By Robert Lynch
“Welcome to our new home, kids,” Jake said. Through the window, the whole planet laid out before them. Blue waters and green plains showcased just how beautiful this world was. Telescope pictures of the planet couldn’t see it with this kind of resolution. It was incredible.
The colony ship, the first of many, had travelled a long way to get here with its cargo mostly in hypersleep the whole way. Fifteen weeks ago, the crew woke the passengers and the work of building a colony began. Drills for landing, putting up temporary shelters, first aid simulations. But most of the work was in raising the seedlings that would be ready to plant at landing.
Jake’s eyes were two centimetres away from the glass as he took in the whole planet. Then he noticed something strange. On one of the more arid continents, there were a lot of fires. Natural bushfires could be huge, but they were often worse when managed and prevented from regular burn-backs.

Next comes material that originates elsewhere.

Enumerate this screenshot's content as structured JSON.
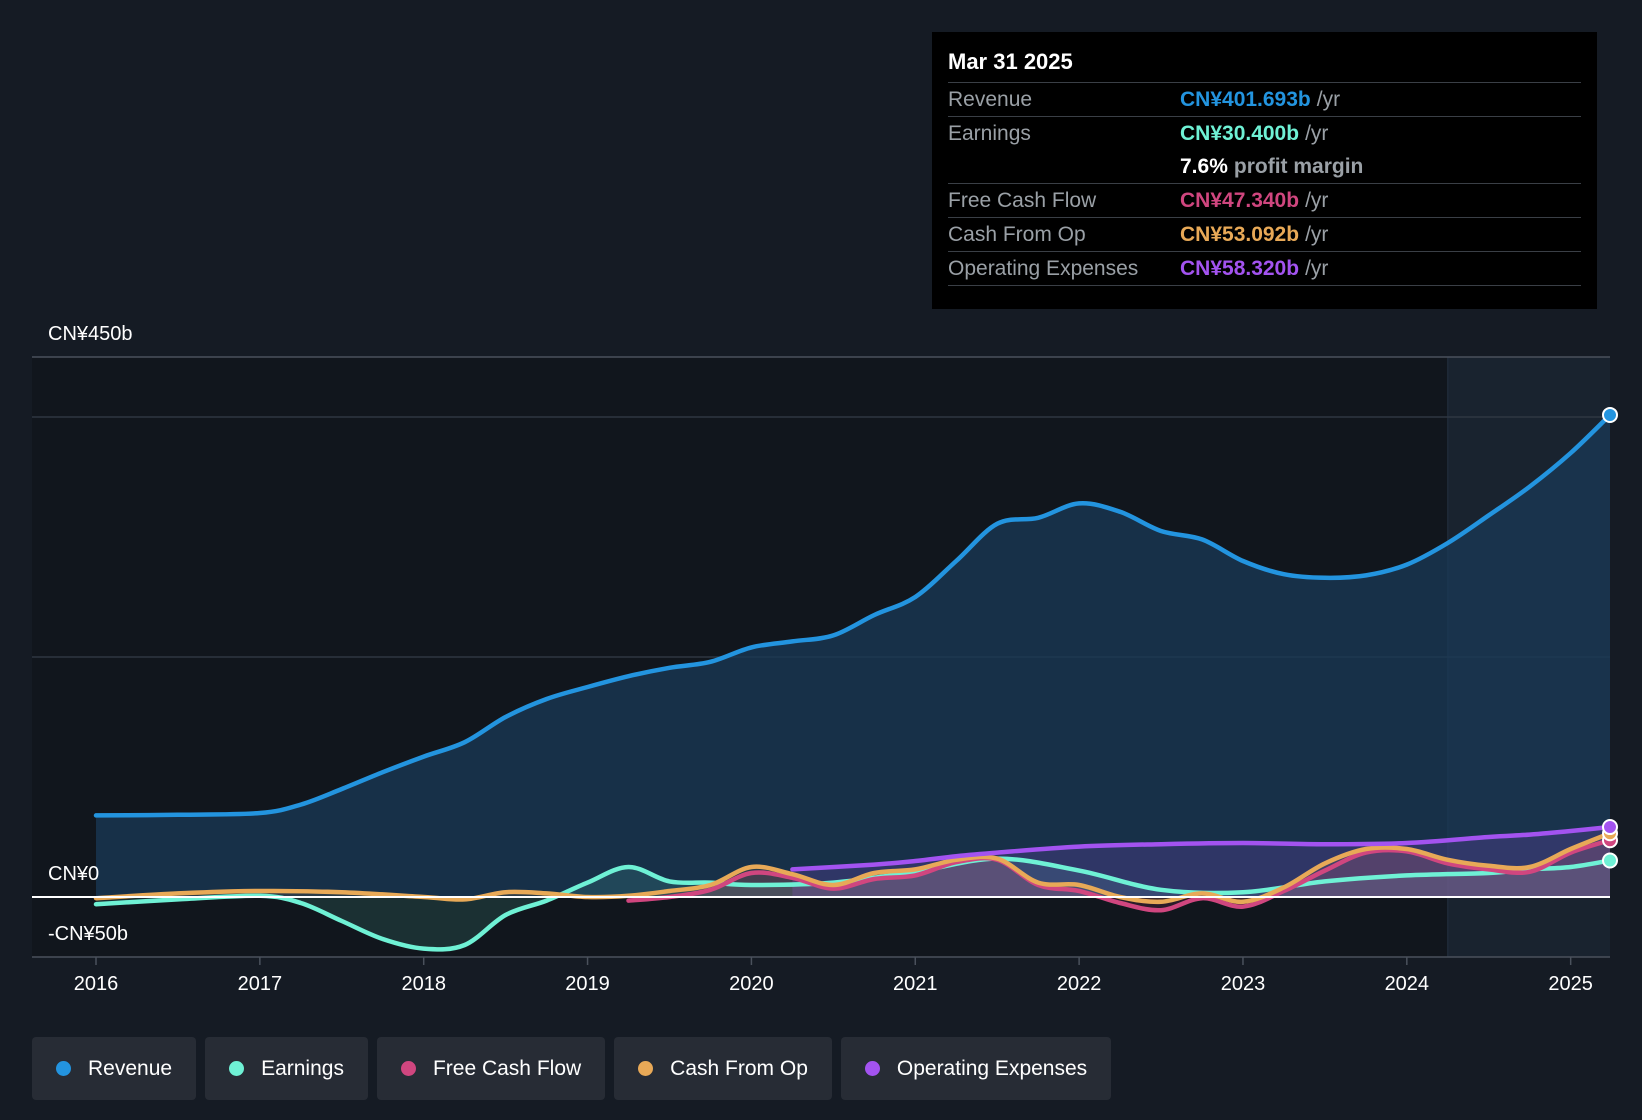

“I’m just going to have a chat with the Captain.” He told the family as he headed for the command deck.
As the elevator door opened, the bridge was in chaos. Jake knew that fire pattern seemed unnatural. The din of yelling exasperated people hit Jake like a punch. He entered the bridge and headed over to the Captain. “Natives?”
The Captain looked at him for a split second, then his shoulders sagged. “Natives.”
“Well, that throws a wrench into things, doesn’t it?” Jake said. “What are the chances of finding an agreement with them?”
“Agreement, sir?” The Captain said. “The Law states that we cannot colonise land that is already owned and that the land is considered owned if natives exhibit even rudimentary sentience.”
“Actually, Captain,” Jake replied, “The Law states that we cannot acquire land owned by natives through eminent domain. We are not breaking any laws if we ask, or if we pay for it, so long as payment is considered to be equitable.”
“These people are still nomadic; there is no one to negotiate with.” The Captain said.
“It is my understanding that we don’t have enough fuel to go anywhere else,” Jake said, “And that we would have to build significant infrastructure to make a fuel plant. It seems like we are short on choices. Is there an uninhabited island we could land on? If they are nomadic they will not reach the island for many years; we can argue Urgent Need. So long as we don’t linger on the planet once we have the fuel, we should satisfy the Law.”
“What about the anti-interference laws?” The Captain asked.
“If we don’t make contact with the people then we haven’t interfered, Urgent Need would cover minimal impact to the people or the planet,” Jake said. “Of course, we don’t need land at all do we Captain? We could land the ship make everything we need and leave nothing behind.”
“A water landing could be done.” The Captain pondered. “All right!” he bellowed over the crew. “Prepare for a water landing; we’ll refuel then leave for a secondary site. Bring the Atlantis in to land.”